"O amor é filme...."



É interessante o formato de filmes que caracterizam o cinema nacional. Confesso que tenho muito o que aprender, já que aprendi a gostar de Cinema Brasileiro há tão pouco tempo... E aprendi graças a Selton Mello.

E falando no apresentador do Tarja Preta (aquele programa do Canal Brasil que te ensina História e Teoria do Cinema Brasileiro, mesmo que de forma não intencional), uma das produções que me fez enxergar o nosso cinema com "simpatia", ou como diz "O cara" do nosso Cinema, fez "encher os olhos", foi Lisbela e o Prisioneiro. Pode parecer mais uma comédia romântica interiorana e mais que comercial, mas Guel Arraes dirigiu de forma profissional. Tudo está equilibrado, nada está com exageros banais, como esse tipo de filme tende a ceder para a overdose de romantismo ou de "situações cômicas sutis". Ele foi esperto ao dirigir uma história banal, mas usando de forma inteligente a temática "filme sobre filme". Selton Mello está excelente como o malandro Leléu, bem caracterizado e com emoção na dose certa. A simpática Débora Falabella está bem como Lisbela, a mocinha sonhadora que mescla a sua vida com os filmes americanos. A vida imita a arte ou a arte imita a vida? Para Lisbela, a arte é como a vida e a vida tem que ser como nos filmes, tudo começa, prossegue e finaliza da mesma forma, com os mesmos padrões. Bruno Garcia está magistral como um pernambucano com sotaque carioca e gírias paulista. O exagero, o caricato na medida certa. Finalmente, Brasil aprende a usar uma fórmula usada no cinema americano, mas extremamente funcional, capaz de dar uma identidade a uma obra cinematográfica: a trilha sonora. Vai me dizer que não lembra de Caetano Veloso e seu "Você não me ensinou a te esquecer", tocadas nas rádios a exaustão? Mas nem tudo são músicas melosas para fixar nas AM/FM's da vida, há também o excelente Cordel do Fogo Encantado e sua maravilhosa batida, afinal o filme se passa em Recife e nada mais justo um dos grupos que é a pura identidade sonora daquele estado estar na trilha. O que dizer da inusitada união de Sepultura e Zé Ramalho em "Dança das borboletas", tema de Leléu? "O matador", de Sepultura, uma rock instrumental com a inspirada guitarra de Andreas Kisser impressiona dando um ar mais severo e um tanto melódico ao personagem Frederico Evandro do básico Marco Nanini.
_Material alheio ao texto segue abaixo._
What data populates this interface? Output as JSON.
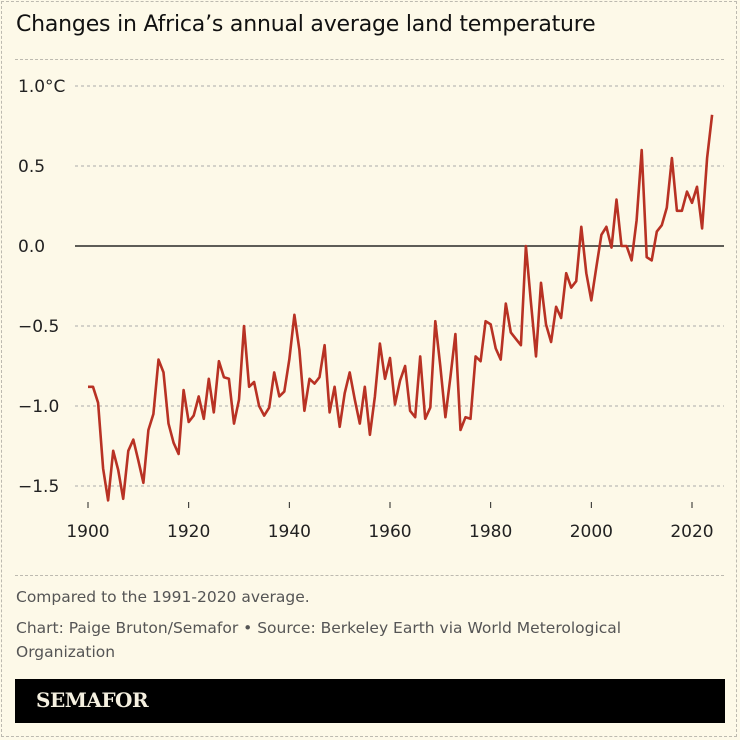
{
  "title": "Changes in Africa’s annual average land temperature",
  "notes": {
    "comparison": "Compared to the 1991-2020 average.",
    "credit": "Chart: Paige Bruton/Semafor • Source: Berkeley Earth via World Meterological Organization"
  },
  "brand": "SEMAFOR",
  "colors": {
    "line": "#b83224",
    "background": "#fdf9e8",
    "zero_line": "#000000",
    "grid": "#aaaaaa"
  },
  "chart_data": {
    "type": "line",
    "title": "Changes in Africa’s annual average land temperature",
    "xlabel": "",
    "ylabel": "",
    "xlim": [
      1900,
      2024
    ],
    "ylim": [
      -1.5,
      1.0
    ],
    "grid": true,
    "y_ticks": [
      1.0,
      0.5,
      0.0,
      -0.5,
      -1.0,
      -1.5
    ],
    "y_tick_labels": [
      "1.0°C",
      "0.5",
      "0.0",
      "−0.5",
      "−1.0",
      "−1.5"
    ],
    "x_ticks": [
      1900,
      1920,
      1940,
      1960,
      1980,
      2000,
      2020
    ],
    "x_tick_labels": [
      "1900",
      "1920",
      "1940",
      "1960",
      "1980",
      "2000",
      "2020"
    ],
    "x_start": 1900,
    "values": [
      -0.88,
      -0.88,
      -0.98,
      -1.39,
      -1.59,
      -1.28,
      -1.4,
      -1.58,
      -1.28,
      -1.21,
      -1.34,
      -1.48,
      -1.15,
      -1.05,
      -0.71,
      -0.79,
      -1.11,
      -1.23,
      -1.3,
      -0.9,
      -1.1,
      -1.06,
      -0.94,
      -1.08,
      -0.83,
      -1.04,
      -0.72,
      -0.82,
      -0.83,
      -1.11,
      -0.96,
      -0.5,
      -0.88,
      -0.85,
      -1.0,
      -1.06,
      -1.01,
      -0.79,
      -0.94,
      -0.91,
      -0.71,
      -0.43,
      -0.65,
      -1.03,
      -0.83,
      -0.86,
      -0.82,
      -0.62,
      -1.04,
      -0.88,
      -1.13,
      -0.92,
      -0.79,
      -0.96,
      -1.11,
      -0.88,
      -1.18,
      -0.94,
      -0.61,
      -0.83,
      -0.7,
      -0.99,
      -0.84,
      -0.75,
      -1.03,
      -1.07,
      -0.69,
      -1.08,
      -1.01,
      -0.47,
      -0.75,
      -1.07,
      -0.82,
      -0.55,
      -1.15,
      -1.07,
      -1.08,
      -0.69,
      -0.72,
      -0.47,
      -0.49,
      -0.64,
      -0.71,
      -0.36,
      -0.54,
      -0.58,
      -0.62,
      0.0,
      -0.35,
      -0.69,
      -0.23,
      -0.49,
      -0.6,
      -0.38,
      -0.45,
      -0.17,
      -0.26,
      -0.22,
      0.12,
      -0.17,
      -0.34,
      -0.13,
      0.07,
      0.12,
      -0.01,
      0.29,
      0.0,
      0.0,
      -0.09,
      0.16,
      0.6,
      -0.07,
      -0.09,
      0.09,
      0.13,
      0.24,
      0.55,
      0.22,
      0.22,
      0.34,
      0.27,
      0.37,
      0.11,
      0.55,
      0.82
    ]
  }
}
É uma obra do nosso cinema que entrou para a história. Se eternizou definitivamente. Vale a pena conferir seja o tempo que for...

 

OBS: Eu ainda vou conseguir recuperar "Lisbela" do Los Hermanos, cantada por Selton Mello. A dificuldade que está para achar essa gravação novamente... Maldito despejo de memória, ou seja o que for...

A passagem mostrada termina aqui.